En l’an 1772, où nous a conduits ce récit, une des maisons les plus en vogue dans la belle société de Paris était celle de Watelet, financier, fermier général, écrivain et graveur, membre de deux Académies[2]. Cet homme universel, d’intelligence ouverte et de goût délicat, s’était aménagé, aux portes de la capitale, près de la rive gauche de la Seine et non loin du bac de Bezons, une sorte de demeure champêtre qui, par sa nouveauté, provoquait la curiosité et l’admiration générales. C’était l’époque de ce mouvement qui entraînait toute une génération vers « le retour à la nature. » De la littérature, cette mode se propageait aux arts de toute espèce, et notamment au décor des jardins. Aux anciens parcs français, avec leurs allées droites, leurs parterres carrés, leurs charmilles, on commençait à substituer des dessins moins géométriques et des formes plus capricieuses.
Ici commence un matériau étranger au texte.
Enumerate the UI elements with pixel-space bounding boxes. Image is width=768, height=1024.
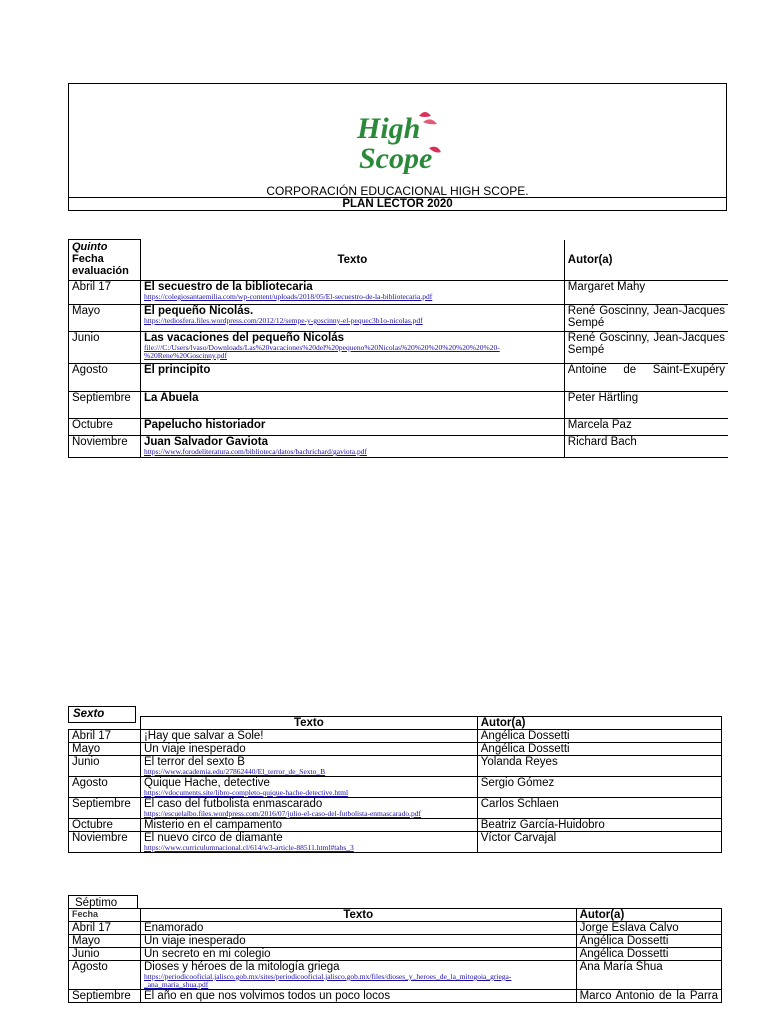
book-link[interactable]: https://periodicooficial.jalisco.gob.mx/sites/periodicooficial.jalisco.gob.mx/files/dioses_y_heroes_de_la_mitogoia_griega-_ana_maria_shua.pdf <box>143 973 512 989</box>
month-cell: Junio <box>69 948 141 961</box>
book-link[interactable]: https://www.curriculumnacional.cl/614/w3-article-88511.html#tabs_3 <box>143 844 354 852</box>
septimo-table <box>68 908 722 1003</box>
month-cell: Junio <box>69 332 141 364</box>
month-cell: Septiembre <box>69 990 141 1003</box>
org-name: CORPORACIÓN EDUCACIONAL HIGH SCOPE. <box>266 184 529 198</box>
date-column-header: Quinto Fecha evaluación <box>69 240 141 281</box>
table-row <box>69 777 722 798</box>
book-title: El secuestro de la bibliotecaria <box>143 281 313 293</box>
month-cell: Octubre <box>69 419 141 436</box>
book-title: ¡Hay que salvar a Sole! <box>143 730 264 742</box>
book-title: La Abuela <box>143 392 199 404</box>
text-cell <box>140 777 477 798</box>
text-cell <box>140 798 477 819</box>
table-row <box>69 961 722 990</box>
month-cell: Abril 17 <box>69 730 141 743</box>
author-column-header: Autor(a) <box>564 240 728 281</box>
text-cell <box>140 364 564 392</box>
book-title: Un viaje inesperado <box>143 743 246 755</box>
month-cell: Noviembre <box>69 832 141 853</box>
author-cell: Peter Härtling <box>564 392 728 419</box>
quinto-table <box>68 239 728 458</box>
table-row <box>69 832 722 853</box>
plan-title: PLAN LECTOR 2020 <box>68 197 727 212</box>
table-row <box>69 756 722 777</box>
month-cell: Abril 17 <box>69 922 141 935</box>
book-link[interactable]: https://vdocuments.site/libro-completo-quique-hache-detective.html <box>143 789 349 797</box>
month-cell: Abril 17 <box>69 281 141 305</box>
table-row <box>69 392 729 419</box>
book-link[interactable]: https://colegiosantaemilia.com/wp-content/uploads/2018/05/El-secuestro-de-la-bibliotecaria.pdf <box>143 293 433 301</box>
book-link[interactable]: file:///C:/Users/lvaso/Downloads/Las%20vacaciones%20del%20pequeno%20Nicolas%20%20%20%20%20%20%20-%20Rene%20Goscinny.pdf <box>143 344 500 360</box>
sexto-table <box>68 716 722 853</box>
book-title: Misterio en el campamento <box>143 819 283 831</box>
table-row <box>69 948 722 961</box>
book-title: Dioses y héroes de la mitología griega <box>143 961 340 973</box>
book-title: Quique Hache, detective <box>143 777 270 789</box>
text-cell <box>140 305 564 332</box>
text-cell <box>140 743 477 756</box>
author-cell: Sergio Gómez <box>477 777 721 798</box>
book-title: El nuevo circo de diamante <box>143 832 283 844</box>
text-column-header: Texto <box>140 240 564 281</box>
book-title: Un secreto en mi colegio <box>143 948 271 960</box>
text-cell <box>140 961 576 990</box>
sexto-label: Sexto <box>68 706 136 723</box>
month-cell: Noviembre <box>69 436 141 458</box>
author-cell: Carlos Schlaen <box>477 798 721 819</box>
table-row <box>69 798 722 819</box>
book-title: Papelucho historiador <box>143 419 266 431</box>
table-row <box>69 935 722 948</box>
book-link[interactable]: https://www.academia.edu/27862440/El_terror_de_Sexto_B <box>143 768 326 776</box>
author-cell: Jorge Eslava Calvo <box>576 922 721 935</box>
table-row <box>69 332 729 364</box>
book-title: El principito <box>143 364 211 376</box>
author-cell: René Goscinny, Jean-Jacques Sempé <box>564 305 728 332</box>
date-column-header: Fecha <box>69 909 141 922</box>
table-row <box>69 281 729 305</box>
document-header <box>68 83 727 211</box>
author-cell: Yolanda Reyes <box>477 756 721 777</box>
book-link[interactable]: https://www.forodeliteratura.com/biblioteca/datos/bachrichard/gaviota.pdf <box>143 448 367 456</box>
author-cell: Richard Bach <box>564 436 728 458</box>
svg-text:High: High <box>357 112 421 145</box>
text-column-header: Texto <box>140 909 576 922</box>
book-link[interactable]: https://tediosfera.files.wordpress.com/2012/12/sempe-y-goscinny-el-pequec3b1o-nicolas.pdf <box>143 317 423 325</box>
author-cell: Angélica Dossetti <box>477 743 721 756</box>
month-cell: Agosto <box>69 961 141 990</box>
text-cell <box>140 948 576 961</box>
author-cell: Marcela Paz <box>564 419 728 436</box>
table-row <box>69 419 729 436</box>
author-column-header: Autor(a) <box>477 717 721 730</box>
text-cell <box>140 819 477 832</box>
month-cell: Septiembre <box>69 798 141 819</box>
text-cell <box>140 281 564 305</box>
author-column-header: Autor(a) <box>576 909 721 922</box>
table-row <box>69 436 729 458</box>
table-row <box>69 922 722 935</box>
author-cell: Angélica Dossetti <box>576 935 721 948</box>
month-cell: Septiembre <box>69 392 141 419</box>
book-title: El terror del sexto B <box>143 756 245 768</box>
text-cell <box>140 832 477 853</box>
book-title: El caso del futbolista enmascarado <box>143 798 323 810</box>
text-cell <box>140 392 564 419</box>
month-cell: Agosto <box>69 364 141 392</box>
month-cell: Agosto <box>69 777 141 798</box>
table-row <box>69 819 722 832</box>
table-row <box>69 364 729 392</box>
book-link[interactable]: https://escuelalbo.files.wordpress.com/2016/07/julio-el-caso-del-futbolista-enmascarado.pdf <box>143 810 421 818</box>
author-cell: Angélica Dossetti <box>576 948 721 961</box>
book-title: El pequeño Nicolás. <box>143 305 254 317</box>
text-cell <box>140 990 576 1003</box>
text-column-header: Texto <box>140 717 477 730</box>
table-row <box>69 730 722 743</box>
author-cell: Víctor Carvajal <box>477 832 721 853</box>
month-cell: Octubre <box>69 819 141 832</box>
text-cell <box>140 756 477 777</box>
septimo-label: Séptimo <box>68 895 138 909</box>
text-cell <box>140 935 576 948</box>
text-cell <box>140 730 477 743</box>
book-title: Las vacaciones del pequeño Nicolás <box>143 332 345 344</box>
author-cell: René Goscinny, Jean-Jacques Sempé <box>564 332 728 364</box>
month-cell: Junio <box>69 756 141 777</box>
text-cell <box>140 922 576 935</box>
month-cell: Mayo <box>69 935 141 948</box>
author-cell: Beatriz García-Huidobro <box>477 819 721 832</box>
author-cell: Angélica Dossetti <box>477 730 721 743</box>
table-row <box>69 990 722 1003</box>
text-cell <box>140 419 564 436</box>
book-title: Enamorado <box>143 922 204 934</box>
author-cell: Margaret Mahy <box>564 281 728 305</box>
text-cell <box>140 436 564 458</box>
book-title: Un viaje inesperado <box>143 935 246 947</box>
table-row <box>69 305 729 332</box>
text-cell <box>140 332 564 364</box>
table-row <box>69 743 722 756</box>
author-cell: Marco Antonio de la Parra <box>576 990 721 1003</box>
month-cell: Mayo <box>69 743 141 756</box>
author-cell: Ana María Shua <box>576 961 721 990</box>
month-cell: Mayo <box>69 305 141 332</box>
book-title: Juan Salvador Gaviota <box>143 436 268 448</box>
book-title: El año en que nos volvimos todos un poco locos <box>143 990 391 1002</box>
author-cell: Antoine de Saint-Exupéry <box>564 364 728 392</box>
high-scope-logo <box>353 108 445 174</box>
svg-text:Scope: Scope <box>359 142 433 174</box>
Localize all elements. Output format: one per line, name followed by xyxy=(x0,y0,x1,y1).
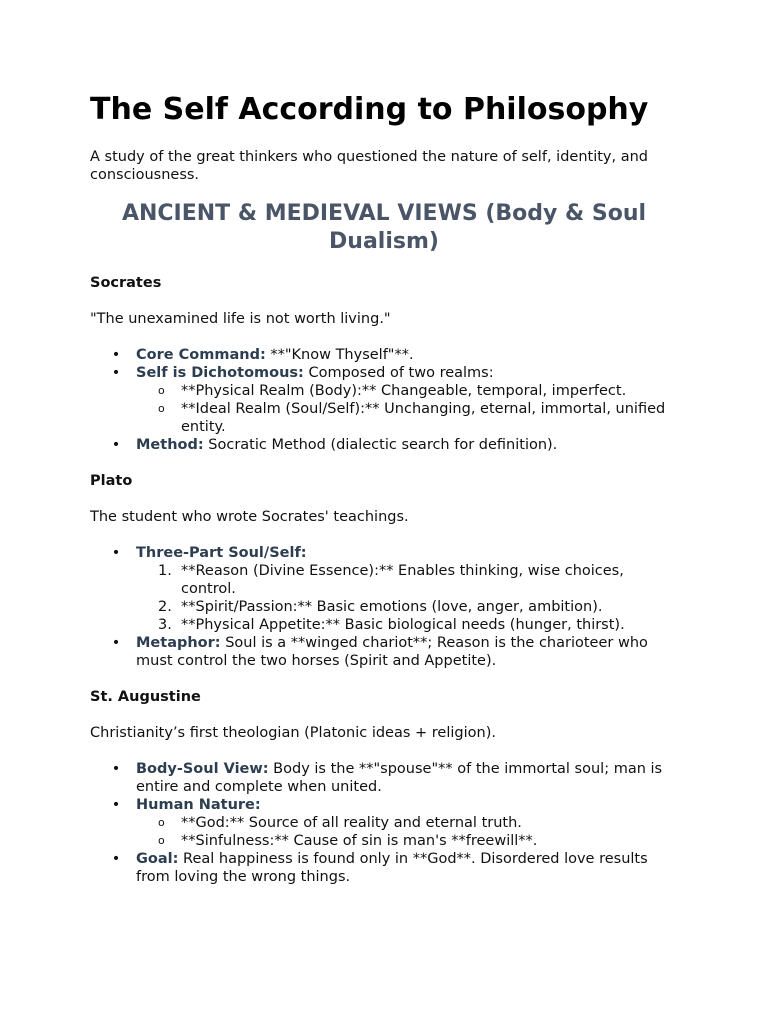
sub-item-text: **Sinfulness:** Cause of sin is man's **freewill**. xyxy=(181,833,538,849)
sub-list xyxy=(136,814,678,850)
sub-item-text: **God:** Source of all reality and eternal truth. xyxy=(181,815,522,831)
item-term: Core Command: xyxy=(136,347,266,363)
list-item xyxy=(111,436,678,454)
item-text: Body is the **"spouse"** of the immortal soul; man is entire and complete when united. xyxy=(136,761,663,795)
item-term: Goal: xyxy=(136,851,179,867)
item-term: Method: xyxy=(136,437,204,453)
item-term: Human Nature: xyxy=(136,797,261,813)
bullet-icon: • xyxy=(111,797,121,813)
philosopher-desc-augustine: Christianity’s first theologian (Platonic ideas + religion). xyxy=(90,725,496,741)
hollow-bullet-icon: o xyxy=(158,816,165,829)
plato-list xyxy=(90,544,678,670)
bullet-icon: • xyxy=(111,635,121,651)
list-item xyxy=(111,364,678,436)
list-item xyxy=(111,544,678,634)
numbered-item-text: **Reason (Divine Essence):** Enables thinking, wise choices, control. xyxy=(181,563,624,597)
sub-list-item xyxy=(158,814,678,832)
list-number: 1. xyxy=(158,563,172,579)
philosopher-desc-plato: The student who wrote Socrates' teachings. xyxy=(90,509,409,525)
bullet-icon: • xyxy=(111,851,121,867)
numbered-list-item xyxy=(158,562,678,598)
bullet-icon: • xyxy=(111,545,121,561)
numbered-list-item xyxy=(158,616,678,634)
sub-list-item xyxy=(158,832,678,850)
item-text: Soul is a **winged chariot**; Reason is the charioteer who must control the two horses (Spirit and Appetite). xyxy=(136,635,648,669)
list-item xyxy=(111,796,678,850)
list-number: 3. xyxy=(158,617,172,633)
sub-list-item xyxy=(158,400,678,436)
bullet-icon: • xyxy=(111,761,121,777)
list-number: 2. xyxy=(158,599,172,615)
sub-list-item xyxy=(158,382,678,400)
augustine-list xyxy=(90,760,678,886)
numbered-item-text: **Spirit/Passion:** Basic emotions (love, anger, ambition). xyxy=(181,599,603,615)
numbered-item-text: **Physical Appetite:** Basic biological needs (hunger, thirst). xyxy=(181,617,625,633)
document-title: The Self According to Philosophy xyxy=(90,92,649,127)
bullet-icon: • xyxy=(111,365,121,381)
list-item xyxy=(111,346,678,364)
philosopher-name-augustine: St. Augustine xyxy=(90,689,201,705)
bullet-icon: • xyxy=(111,437,121,453)
intro-paragraph: A study of the great thinkers who questioned the nature of self, identity, and consciousness. xyxy=(90,149,648,183)
item-term: Self is Dichotomous: xyxy=(136,365,304,381)
item-term: Body-Soul View: xyxy=(136,761,269,777)
item-term: Metaphor: xyxy=(136,635,221,651)
sub-item-text: **Physical Realm (Body):** Changeable, temporal, imperfect. xyxy=(181,383,627,399)
philosopher-quote-socrates: "The unexamined life is not worth living." xyxy=(90,311,391,327)
hollow-bullet-icon: o xyxy=(158,384,165,397)
philosopher-name-plato: Plato xyxy=(90,473,133,489)
numbered-list-item xyxy=(158,598,678,616)
socrates-list xyxy=(90,346,678,454)
list-item xyxy=(111,634,678,670)
item-text: **"Know Thyself"**. xyxy=(265,347,414,363)
bullet-icon: • xyxy=(111,347,121,363)
hollow-bullet-icon: o xyxy=(158,402,165,415)
sub-list xyxy=(136,382,678,436)
item-text: Composed of two realms: xyxy=(303,365,494,381)
list-item xyxy=(111,850,678,886)
item-text: Real happiness is found only in **God**. Disordered love results from loving the wrong things. xyxy=(136,851,648,885)
item-term: Three-Part Soul/Self: xyxy=(136,545,307,561)
section-heading: ANCIENT & MEDIEVAL VIEWS (Body & Soul Dualism) xyxy=(121,201,647,254)
hollow-bullet-icon: o xyxy=(158,834,165,847)
item-text: Socratic Method (dialectic search for definition). xyxy=(203,437,558,453)
philosopher-name-socrates: Socrates xyxy=(90,275,162,291)
list-item xyxy=(111,760,678,796)
sub-item-text: **Ideal Realm (Soul/Self):** Unchanging, eternal, immortal, unified entity. xyxy=(181,401,666,435)
numbered-list xyxy=(136,562,678,634)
Le financier Boutin avait donné l’exemple[3] ; il avait même outrepassé le but, accumulant à profusion bosquets, prairies, rochers, cascades, collines au sommet arrondi, « pareilles, selon Walpole, à des puddings aux herbes, » ruisseaux serpentant alentour, et « navigables aisément dans la saison des

  1. Voyez la Revue des 1er et 15 avril, 15 juin, 1er juillet et 1er septembre.
  2. Henri Watelet, né en 1718, membre de l’Académie française et de l’Académie des Beaux-Arts, mort en 1780.
  3. Chronique de Métra, janvier 1775.